Thomas Faestermann und sein Team beschossen bei ihren Versuchen ein Lithium-7-Target mit auf etwa zwölf Prozent der Lichtgeschwindigkeit beschleunigten Lithium-7-Teilchen. Hierbei sollte neben dem Tetra-Neutron Kohlenstoff-10 entstehen. Und in der Tat gelang es den Physikern, diese Spezies nachzuweisen. Eine Wiederholung bestätigte das Ergebnis.

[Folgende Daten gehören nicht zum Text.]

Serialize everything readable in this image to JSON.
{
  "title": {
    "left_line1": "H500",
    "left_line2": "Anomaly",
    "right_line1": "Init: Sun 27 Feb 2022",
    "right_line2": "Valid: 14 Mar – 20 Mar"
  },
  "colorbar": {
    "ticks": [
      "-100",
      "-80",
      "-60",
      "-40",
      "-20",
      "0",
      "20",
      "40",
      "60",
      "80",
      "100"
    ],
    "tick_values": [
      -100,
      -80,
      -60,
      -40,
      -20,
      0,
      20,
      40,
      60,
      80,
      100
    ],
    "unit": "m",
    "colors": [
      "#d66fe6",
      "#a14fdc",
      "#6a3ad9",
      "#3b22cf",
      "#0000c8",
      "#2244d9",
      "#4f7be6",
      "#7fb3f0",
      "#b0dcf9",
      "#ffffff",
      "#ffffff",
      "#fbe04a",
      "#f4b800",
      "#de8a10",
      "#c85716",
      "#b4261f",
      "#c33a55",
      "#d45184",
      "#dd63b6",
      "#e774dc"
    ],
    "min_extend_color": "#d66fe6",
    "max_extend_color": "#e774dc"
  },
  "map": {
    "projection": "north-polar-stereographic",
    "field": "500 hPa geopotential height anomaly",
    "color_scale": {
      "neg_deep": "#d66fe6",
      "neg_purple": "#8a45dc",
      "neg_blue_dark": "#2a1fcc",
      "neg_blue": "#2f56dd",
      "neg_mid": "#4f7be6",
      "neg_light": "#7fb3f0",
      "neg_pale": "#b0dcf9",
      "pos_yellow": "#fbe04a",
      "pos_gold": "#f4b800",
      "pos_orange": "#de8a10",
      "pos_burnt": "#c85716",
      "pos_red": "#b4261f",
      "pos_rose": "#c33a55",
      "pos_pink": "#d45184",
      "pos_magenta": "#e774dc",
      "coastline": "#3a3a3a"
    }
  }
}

Die Messergebnisse des Teams entsprachen der Signatur, die ein Kohlenstoff-10 im ersten angeregten Zustand und ein Tetra-Neutron mit einer Bindungsenergie von 0,42 MeV zeigen würden. Den Messungen zufolge wäre das Tetra-Neutron ungefähr so stabil wie das Neutron selbst. Danach würde es mit einer Halbwertszeit von 450 Sekunden durch Beta-Zerfall zerfallen. „Das ist für uns die einzige physikalisch in allen Punkten plausible Erklärung der gemessenen Werte“, erläutert Faestermann.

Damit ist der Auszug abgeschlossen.